Well, yes, looking beyond token efficiency I find that the more constrained (stronger and richer static typing) the language the better/faster (fewer rounds of editing and debugging, ergo fewer tokens) the LLM deals with it. C is a nightmare.

▲ moelf 4 hours ago | parent | prev | next [-]

the most efficient languages are pretty unpopular, so this argument makes them even more efficient in reality?...

▲ make3 3 hours ago | parent | prev | next [-]

If you look at the list, you'll see that you're incorrect, as C and JavaScript are not at the top.

Seeing all the C languages and JavaScript at the bottom like this makes me wonder if it's not just that Curly brackets take a lot of tokens.

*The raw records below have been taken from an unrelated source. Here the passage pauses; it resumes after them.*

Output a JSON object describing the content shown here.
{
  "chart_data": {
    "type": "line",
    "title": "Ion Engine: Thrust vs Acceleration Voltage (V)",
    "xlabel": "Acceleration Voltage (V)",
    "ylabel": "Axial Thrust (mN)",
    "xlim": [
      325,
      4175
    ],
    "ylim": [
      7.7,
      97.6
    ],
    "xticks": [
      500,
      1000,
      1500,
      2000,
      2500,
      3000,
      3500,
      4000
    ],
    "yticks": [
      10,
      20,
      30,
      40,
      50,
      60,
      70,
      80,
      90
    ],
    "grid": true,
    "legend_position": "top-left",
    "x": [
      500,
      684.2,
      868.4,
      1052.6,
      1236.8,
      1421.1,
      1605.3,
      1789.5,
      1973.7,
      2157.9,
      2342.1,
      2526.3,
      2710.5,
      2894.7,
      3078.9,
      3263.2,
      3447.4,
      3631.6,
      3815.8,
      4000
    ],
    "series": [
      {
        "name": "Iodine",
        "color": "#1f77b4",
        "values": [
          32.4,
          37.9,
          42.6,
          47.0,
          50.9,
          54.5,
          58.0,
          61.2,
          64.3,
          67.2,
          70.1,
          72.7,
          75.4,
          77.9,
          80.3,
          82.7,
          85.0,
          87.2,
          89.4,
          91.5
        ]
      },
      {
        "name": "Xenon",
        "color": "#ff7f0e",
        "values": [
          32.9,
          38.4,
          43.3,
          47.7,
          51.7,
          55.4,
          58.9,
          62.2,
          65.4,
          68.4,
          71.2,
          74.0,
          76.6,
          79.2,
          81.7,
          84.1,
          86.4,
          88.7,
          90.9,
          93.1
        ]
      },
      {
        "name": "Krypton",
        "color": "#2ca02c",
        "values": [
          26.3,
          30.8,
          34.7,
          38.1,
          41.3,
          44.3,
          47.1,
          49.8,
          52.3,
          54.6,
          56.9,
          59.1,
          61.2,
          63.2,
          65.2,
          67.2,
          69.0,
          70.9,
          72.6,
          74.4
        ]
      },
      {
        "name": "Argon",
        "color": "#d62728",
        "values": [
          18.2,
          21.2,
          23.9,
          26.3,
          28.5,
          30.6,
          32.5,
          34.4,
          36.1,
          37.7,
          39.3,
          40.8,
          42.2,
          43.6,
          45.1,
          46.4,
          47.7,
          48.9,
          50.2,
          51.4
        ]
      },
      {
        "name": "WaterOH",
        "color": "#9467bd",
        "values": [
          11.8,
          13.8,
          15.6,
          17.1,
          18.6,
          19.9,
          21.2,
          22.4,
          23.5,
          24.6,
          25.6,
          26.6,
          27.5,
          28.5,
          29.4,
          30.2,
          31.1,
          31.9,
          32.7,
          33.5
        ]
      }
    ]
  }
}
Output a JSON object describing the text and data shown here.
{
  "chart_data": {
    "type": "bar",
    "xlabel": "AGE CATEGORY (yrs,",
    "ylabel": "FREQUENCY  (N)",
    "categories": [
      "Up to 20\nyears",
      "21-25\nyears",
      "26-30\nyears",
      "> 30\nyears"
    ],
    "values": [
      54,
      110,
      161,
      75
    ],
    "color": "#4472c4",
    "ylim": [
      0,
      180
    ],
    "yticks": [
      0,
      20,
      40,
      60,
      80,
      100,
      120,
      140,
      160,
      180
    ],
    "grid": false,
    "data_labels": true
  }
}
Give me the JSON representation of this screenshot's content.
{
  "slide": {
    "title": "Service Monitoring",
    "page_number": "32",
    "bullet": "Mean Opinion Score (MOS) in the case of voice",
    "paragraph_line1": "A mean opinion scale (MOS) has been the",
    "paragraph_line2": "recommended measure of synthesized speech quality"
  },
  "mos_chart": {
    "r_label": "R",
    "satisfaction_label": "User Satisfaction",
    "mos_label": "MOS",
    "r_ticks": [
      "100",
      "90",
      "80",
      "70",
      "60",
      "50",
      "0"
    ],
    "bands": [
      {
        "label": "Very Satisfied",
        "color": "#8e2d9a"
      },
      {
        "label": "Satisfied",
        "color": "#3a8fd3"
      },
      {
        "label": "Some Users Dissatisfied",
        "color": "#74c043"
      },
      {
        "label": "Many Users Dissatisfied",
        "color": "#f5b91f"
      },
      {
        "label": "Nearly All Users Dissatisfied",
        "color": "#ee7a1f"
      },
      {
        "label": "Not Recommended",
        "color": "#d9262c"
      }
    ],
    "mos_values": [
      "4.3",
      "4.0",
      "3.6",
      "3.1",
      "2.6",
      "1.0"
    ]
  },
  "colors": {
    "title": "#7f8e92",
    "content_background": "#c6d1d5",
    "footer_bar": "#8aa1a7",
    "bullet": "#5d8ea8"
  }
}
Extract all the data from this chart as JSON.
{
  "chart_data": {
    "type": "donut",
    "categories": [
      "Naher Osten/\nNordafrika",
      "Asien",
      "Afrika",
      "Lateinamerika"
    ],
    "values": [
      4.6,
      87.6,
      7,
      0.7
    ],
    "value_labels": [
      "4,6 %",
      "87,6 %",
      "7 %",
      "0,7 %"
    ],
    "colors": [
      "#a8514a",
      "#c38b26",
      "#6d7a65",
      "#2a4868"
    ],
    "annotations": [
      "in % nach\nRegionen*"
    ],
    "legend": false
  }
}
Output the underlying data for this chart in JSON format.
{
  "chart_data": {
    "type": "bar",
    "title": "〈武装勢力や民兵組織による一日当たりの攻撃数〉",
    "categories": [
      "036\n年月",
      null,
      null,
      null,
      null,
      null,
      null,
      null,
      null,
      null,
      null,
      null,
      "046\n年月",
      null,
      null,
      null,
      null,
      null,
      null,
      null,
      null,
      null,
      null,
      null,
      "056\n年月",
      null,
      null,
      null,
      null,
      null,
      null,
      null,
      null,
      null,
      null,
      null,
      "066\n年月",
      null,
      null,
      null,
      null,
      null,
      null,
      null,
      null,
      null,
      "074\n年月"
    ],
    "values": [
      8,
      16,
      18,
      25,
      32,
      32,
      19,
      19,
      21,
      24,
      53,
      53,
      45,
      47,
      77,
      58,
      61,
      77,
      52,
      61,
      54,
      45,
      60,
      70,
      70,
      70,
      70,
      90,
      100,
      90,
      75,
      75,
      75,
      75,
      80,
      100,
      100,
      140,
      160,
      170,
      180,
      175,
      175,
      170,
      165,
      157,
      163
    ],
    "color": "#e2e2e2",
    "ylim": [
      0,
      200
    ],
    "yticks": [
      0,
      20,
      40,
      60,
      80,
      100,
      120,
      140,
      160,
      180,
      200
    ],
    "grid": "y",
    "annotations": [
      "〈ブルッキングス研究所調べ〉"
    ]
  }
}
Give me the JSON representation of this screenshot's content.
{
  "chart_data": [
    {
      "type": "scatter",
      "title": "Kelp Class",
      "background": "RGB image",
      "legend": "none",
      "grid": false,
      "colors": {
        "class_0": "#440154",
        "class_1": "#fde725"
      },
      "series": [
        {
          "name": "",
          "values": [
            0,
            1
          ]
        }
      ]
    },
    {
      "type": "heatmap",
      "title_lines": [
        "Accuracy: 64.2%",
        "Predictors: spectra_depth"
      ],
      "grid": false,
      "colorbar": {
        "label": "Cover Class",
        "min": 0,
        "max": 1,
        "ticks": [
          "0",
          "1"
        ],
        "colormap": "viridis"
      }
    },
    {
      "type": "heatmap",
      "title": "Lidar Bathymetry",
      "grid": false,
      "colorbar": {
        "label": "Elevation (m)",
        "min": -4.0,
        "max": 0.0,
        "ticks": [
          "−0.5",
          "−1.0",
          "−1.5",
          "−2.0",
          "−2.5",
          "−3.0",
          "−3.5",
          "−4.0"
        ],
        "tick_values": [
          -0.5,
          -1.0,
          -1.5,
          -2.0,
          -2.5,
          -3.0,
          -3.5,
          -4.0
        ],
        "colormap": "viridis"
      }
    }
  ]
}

	▲	xigoi 2 hours ago \| parent [-]
		I imagine that having to write `for (int index = 0; index < size; ++index)` instead of `for index in 0...size` eats up a lot of tokens, especially in C where you also need this construct for iterating over arrays.

▲ muyuu 4 hours ago | parent | prev [-]

You could, but you wouldn't when those keywords can all change in equivalent contexts.

	▲	eru 4 hours ago \| parent [-]
		What do you mean? `public` might have a token by itself, even though you can have `pub` occurring in other contexts, too.